What the more chi-chi menus describe as "a melange".

How swiftly time passes when you're failing to update a blog (here I would like you to imagine a montage of tiny scenes from my daily life, book pages blurring as I read, hair growing inch by inch as time speeds by, waistline also increasing exponentially as the twin evils of Christmas and We Have To Finish These Leftovers wreak their vile havoc, all to the haunting strains of "Sunrise, Sunset" from Fiddler On The Roof).
That's enough of that.
There is very little to say about Christmas 2010 apart from the fact that it was calm, relaxed, and I got everything I wanted. I have accordingly struck at least one ridiculously expensive perfume off my WANT list.
Oh yes, we went on holiday! I would elaborate, but it was Thailand again, and I've already bored you all with tales of the slow loris we saw in Khao Lak AND my near-addiction to chilis, so I won't go on, except to say that no, we do not have a sex-dungeon full of ladyboys (in reply to people who say with deep suspicion "Thailand again?"). I had a moment while eating a VERY HOT Panang curry where the endorphin rush brought on by the chilis caused the inside of my head to start to expand, and I may or may not have seen the face of Buddha in a thousand revolving lotuses, or perhaps that was the lemongrass martini I had had several of beforehand. Either way, sod you, Carlos Castaneda.
I read, and was bowled over by, Dark Matter by Michelle Paver. I think there's some kind of blind spot that makes authors of grownup fiction think that writing kids' books must be a piece of cake (McNab, Patterson, Ryan, Grisham, I'm looking at you and frowning), despite the fact that this is completely untrue. Talented authors of kids' books are rare and wonderful things, and having once written successfully for children they seem better able to turn their hands to very good adult fiction (Geraldine McCaughrean, Diana Wynne Jones, etc). Dark Matter is so creepy and implicit that I was very glad indeed I was reading it in the sweltering Thai sunshine - it's set in the Arctic, about a jolly 1930s group of exploring chaps who fall foul of some nameless malevolent presence in the long wastes of the sunless Arctic winter. Fabulously atmospheric and, like M R James, best read in a brightly-lit house full of people. HIGHLY recommended.
Updates to ensue more regularly...

10 comments:

Anonymous said...

It's been TOO long! I missed you.
Abs xx

libby said...

Hello you....thats all just hello.

Lucy Fishwife said...

Little Abs - are you still on Twitter or were you seriously leaving? Meh, I can still harass you on Facebook... xxx

Libby - Hello! Thank you for being here when I got back! xx

JRSM said...

'Dark Matter' is wonderful, isn't it? Really well judged writing.

Lucy Fishwife said...

JRSM - I loved it, loved it. Possibly my best book of 2010. Feel I must now read her kids' books!

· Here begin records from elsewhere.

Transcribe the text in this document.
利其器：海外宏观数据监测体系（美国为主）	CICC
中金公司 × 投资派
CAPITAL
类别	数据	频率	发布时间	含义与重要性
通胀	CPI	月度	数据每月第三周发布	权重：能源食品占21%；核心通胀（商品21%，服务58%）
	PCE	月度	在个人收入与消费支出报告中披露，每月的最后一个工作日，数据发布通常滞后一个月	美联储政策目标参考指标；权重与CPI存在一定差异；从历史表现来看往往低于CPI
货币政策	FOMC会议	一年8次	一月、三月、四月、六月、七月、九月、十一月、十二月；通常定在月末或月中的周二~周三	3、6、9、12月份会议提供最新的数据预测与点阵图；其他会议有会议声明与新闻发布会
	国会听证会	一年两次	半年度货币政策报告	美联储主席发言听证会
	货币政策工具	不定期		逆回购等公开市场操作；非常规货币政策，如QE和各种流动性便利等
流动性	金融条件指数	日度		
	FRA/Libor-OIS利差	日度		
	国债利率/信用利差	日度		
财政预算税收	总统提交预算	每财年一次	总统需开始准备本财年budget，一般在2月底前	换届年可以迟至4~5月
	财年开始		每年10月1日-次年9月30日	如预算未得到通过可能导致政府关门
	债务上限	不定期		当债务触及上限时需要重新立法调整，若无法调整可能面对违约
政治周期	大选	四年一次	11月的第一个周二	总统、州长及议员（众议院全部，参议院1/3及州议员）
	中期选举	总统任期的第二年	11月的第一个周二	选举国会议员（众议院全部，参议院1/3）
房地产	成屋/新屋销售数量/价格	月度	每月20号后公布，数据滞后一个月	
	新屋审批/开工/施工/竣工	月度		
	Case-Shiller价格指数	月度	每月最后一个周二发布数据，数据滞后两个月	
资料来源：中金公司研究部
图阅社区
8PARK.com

Christina @ Fashion's Most Wanted said...

Dear Lucy, Thailand sounds wonderful. Just the thing. Happy new year to you and good to have you back xx

Lucy Fishwife said...

Happy New Year lovely Christina! Thailand was once again fantastic. Next time I will confound all expectation by going to Morocco or Las Vegas, but it was exactly what we needed at the time...

Sgt Pepper said...

And Dark Matter in hardback is highly affordable on Amazon at the moment. That's not a particularly tactful thing to say though, I suppose. Sorry. Pleased to hear you're a Stephen King fan, however. Doesn't do to read too many of them one after the other though (a mistake I made some years ago, and is a little like eating a whole two litre tub of Cornish vanilla ice cream in one sitting, which is a mistake I seem to make with quite impressive regularity, also).

Very pleased that you're blogging again too.

Lucy Fishwife said...

Sarge, you break my heart. Amazon indeed. Tsk. Yes, a great book. Stephen King one of my favourites, and you're right, sometimes too much in large quantities, although every now and then I read the entire Dark Tower series from start to finish. Then I read Olivia Manning's "Fortunes Of War" series and Robertson Davies's Deptford Trilogy, and I'm ready for short stories again.

Vanessa said...

I am so glad you are back - Anne Widdecombe's avatar appeared to have turned to stone on my blog roll! : - )

Regarding a "melange", in a smart hotel in Dewsbury I was once served a "macedoine" of vegetables - they were in fact none other than diced mixed veg out of a tin, and the waitress pronounced them "mass-er-doyne".